Bologne, l'empreinte bleue

« Peuples de l'Italie, l'armée française vient rompre vos chaînes ». Par ces quelques mots, Napoléon Bonaparte imposait son autorité au cœur des grandes villes italiennes. Lorsque l'empereur est entré à Bologne, les changements au sein de la ville ont été instantanés. Depuis, les liens entre les deux pays ont toujours été étroits. Les 4 000 français vivant dans la capitale d'Émilie-Romagne doivent s'y sentir un peu comme chez eux.

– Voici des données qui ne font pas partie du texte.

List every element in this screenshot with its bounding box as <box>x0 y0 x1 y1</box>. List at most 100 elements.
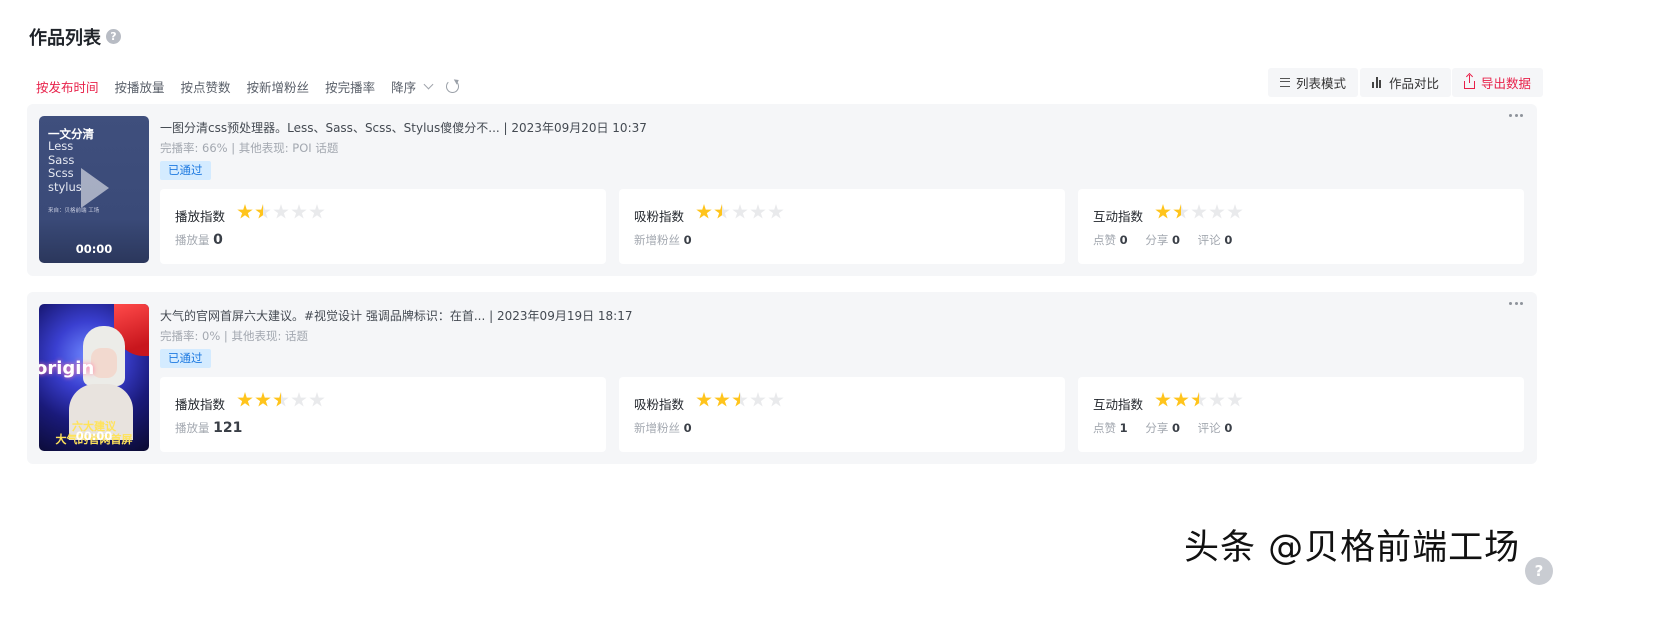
star-icon <box>1191 392 1207 407</box>
play-icon[interactable] <box>81 168 109 208</box>
sort-by-plays[interactable]: 按播放量 <box>115 77 165 96</box>
stat-label: 新增粉丝 <box>634 233 680 247</box>
star-icon <box>1191 204 1207 219</box>
star-icon <box>237 392 253 407</box>
star-icon <box>768 204 784 219</box>
interact-index-label: 互动指数 <box>1093 397 1144 412</box>
interact-index-label: 互动指数 <box>1093 209 1144 224</box>
stat-value: 0 <box>683 421 692 435</box>
bar-chart-icon <box>1372 77 1383 88</box>
play-count: 播放量 0 <box>175 232 223 248</box>
work-title: 一图分清css预处理器。Less、Sass、Scss、Stylus傻傻分不... <box>160 121 500 135</box>
star-icon <box>750 204 766 219</box>
star-icon <box>273 204 289 219</box>
help-icon[interactable]: ? <box>1525 557 1553 585</box>
compare-label: 作品对比 <box>1389 76 1440 91</box>
thumbnail-line: Scss <box>48 166 74 180</box>
work-title-line[interactable]: 一图分清css预处理器。Less、Sass、Scss、Stylus傻傻分不...… <box>160 119 647 136</box>
star-icon <box>1155 204 1171 219</box>
work-item: 一文分清 Less Sass Scss stylus 来自：贝格前端 工场 00… <box>27 104 1537 276</box>
play-index-label: 播放指数 <box>175 397 226 412</box>
stat-value: 0 <box>213 232 223 248</box>
sort-bar: 按发布时间 按播放量 按点赞数 按新增粉丝 按完播率 降序 <box>36 76 460 96</box>
video-thumbnail[interactable]: 一文分清 Less Sass Scss stylus 来自：贝格前端 工场 00… <box>39 116 149 263</box>
star-icon <box>1227 204 1243 219</box>
page-title: 作品列表 <box>29 28 101 49</box>
likes-count: 0 <box>1119 233 1128 247</box>
star-rating <box>696 204 784 220</box>
star-rating <box>1155 204 1243 220</box>
star-icon <box>768 392 784 407</box>
star-rating <box>696 392 784 408</box>
thumbnail-line: Sass <box>48 152 75 167</box>
export-label: 导出数据 <box>1481 76 1532 91</box>
shares-count: 0 <box>1171 233 1180 247</box>
star-icon <box>1173 392 1189 407</box>
star-icon <box>1227 392 1243 407</box>
star-icon <box>714 204 730 219</box>
star-icon <box>732 392 748 407</box>
star-icon <box>1209 392 1225 407</box>
star-icon <box>696 392 712 407</box>
star-icon <box>750 392 766 407</box>
stat-value: 0 <box>683 233 692 247</box>
star-icon <box>237 204 253 219</box>
refresh-icon[interactable] <box>446 79 460 93</box>
star-icon <box>255 204 271 219</box>
thumbnail-line: Less <box>48 139 74 153</box>
publish-date: | 2023年09月19日 18:17 <box>489 309 633 323</box>
star-icon <box>696 204 712 219</box>
sort-by-likes[interactable]: 按点赞数 <box>181 77 231 96</box>
sort-order-select[interactable]: 降序 <box>391 77 434 96</box>
star-icon <box>714 392 730 407</box>
play-index-label: 播放指数 <box>175 209 226 224</box>
status-badge: 已通过 <box>160 349 211 368</box>
export-icon <box>1464 74 1475 89</box>
likes-count: 1 <box>1119 421 1128 435</box>
chevron-down-icon <box>423 79 434 90</box>
video-duration: 00:00 <box>75 429 113 443</box>
interaction-stats: 点赞 0 分享 0 评论 0 <box>1093 232 1232 248</box>
sort-by-new-fans[interactable]: 按新增粉丝 <box>247 77 310 96</box>
star-icon <box>291 204 307 219</box>
star-icon <box>732 204 748 219</box>
sort-by-completion-rate[interactable]: 按完播率 <box>325 77 375 96</box>
fans-index-label: 吸粉指数 <box>634 209 685 224</box>
thumbnail-neon-text: origin <box>39 358 95 379</box>
play-index-card: 播放指数 播放量 121 <box>160 377 606 452</box>
sort-by-publish-time[interactable]: 按发布时间 <box>36 77 99 96</box>
star-icon <box>309 392 325 407</box>
work-metrics: 完播率: 66% | 其他表现: POI 话题 <box>160 141 339 155</box>
star-icon <box>1209 204 1225 219</box>
help-icon[interactable]: ? <box>106 29 121 44</box>
work-title-line[interactable]: 大气的官网首屏六大建议。#视觉设计 强调品牌标识：在首... | 2023年09… <box>160 307 633 324</box>
stat-value: 121 <box>213 420 243 436</box>
new-fans: 新增粉丝 0 <box>634 232 692 248</box>
star-icon <box>1155 392 1171 407</box>
thumbnail-line: stylus <box>48 179 82 194</box>
new-fans: 新增粉丝 0 <box>634 420 692 436</box>
star-icon <box>291 392 307 407</box>
video-duration: 00:00 <box>75 242 113 256</box>
fans-index-card: 吸粉指数 新增粉丝 0 <box>619 377 1065 452</box>
star-icon <box>255 392 271 407</box>
more-icon[interactable] <box>1509 302 1523 305</box>
shares-label: 分享 <box>1145 421 1169 435</box>
thumbnail-text: Less Sass Scss stylus <box>48 139 82 194</box>
work-item: origin 六大建议 大气的官网首屏 00:00 大气的官网首屏六大建议。#视… <box>27 292 1537 464</box>
list-icon <box>1280 78 1290 87</box>
export-data-button[interactable]: 导出数据 <box>1452 68 1544 97</box>
list-mode-label: 列表模式 <box>1296 76 1347 91</box>
compare-button[interactable]: 作品对比 <box>1360 68 1452 97</box>
list-mode-button[interactable]: 列表模式 <box>1268 68 1359 97</box>
star-icon <box>273 392 289 407</box>
shares-label: 分享 <box>1145 233 1169 247</box>
work-title: 大气的官网首屏六大建议。#视觉设计 强调品牌标识：在首... <box>160 309 486 323</box>
star-rating <box>237 204 325 220</box>
star-rating <box>237 392 325 408</box>
play-count: 播放量 121 <box>175 420 242 436</box>
more-icon[interactable] <box>1509 114 1523 117</box>
work-metrics: 完播率: 0% | 其他表现: 话题 <box>160 329 308 343</box>
video-thumbnail[interactable]: origin 六大建议 大气的官网首屏 00:00 <box>39 304 149 451</box>
works-page: 作品列表 ? 按发布时间 按播放量 按点赞数 按新增粉丝 按完播率 降序 列表模… <box>0 0 1669 617</box>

Au pays de la mortadelle, du « ragu' alla bolognese » et de la crème glacée, difficile d'imaginer que l'on puisse trouver du foie gras ou du cassoulet. Pourtant, une petite boutique s'est installée au cœur de la capitale de l'Émilie-Romagne. Le bistrot « La Fleur du Vin » propose des produits typiques de l’hexagone tout en cultivant un art de vivre à la française.

Crédits : MM

Aurélie, parisienne d'origine, vit à Bologne depuis deux ans et travaille dans ce magasin tenu par des Italiens. Si la clientèle locale marche beaucoup à travers les stéréotypes de la gastronomie française, « La Fleur du Vin » permet aux français vivant à Bologne de retrouver les saveurs de leur pays natal.

« Ça leur manque c'est sûr, confie-t-elle. Ils viennent surtout lorsqu'ils ont des dîners entre amis, pour leur faire goûter des spécialités. Sinon, le seul moment où l'on peut trouver des produits français, c'est en décembre lors du marché Piazza Minghetti. C'est assez marrant car ce sont des produits français, mais les industries emploient des Italiens pour les vendre ici ! »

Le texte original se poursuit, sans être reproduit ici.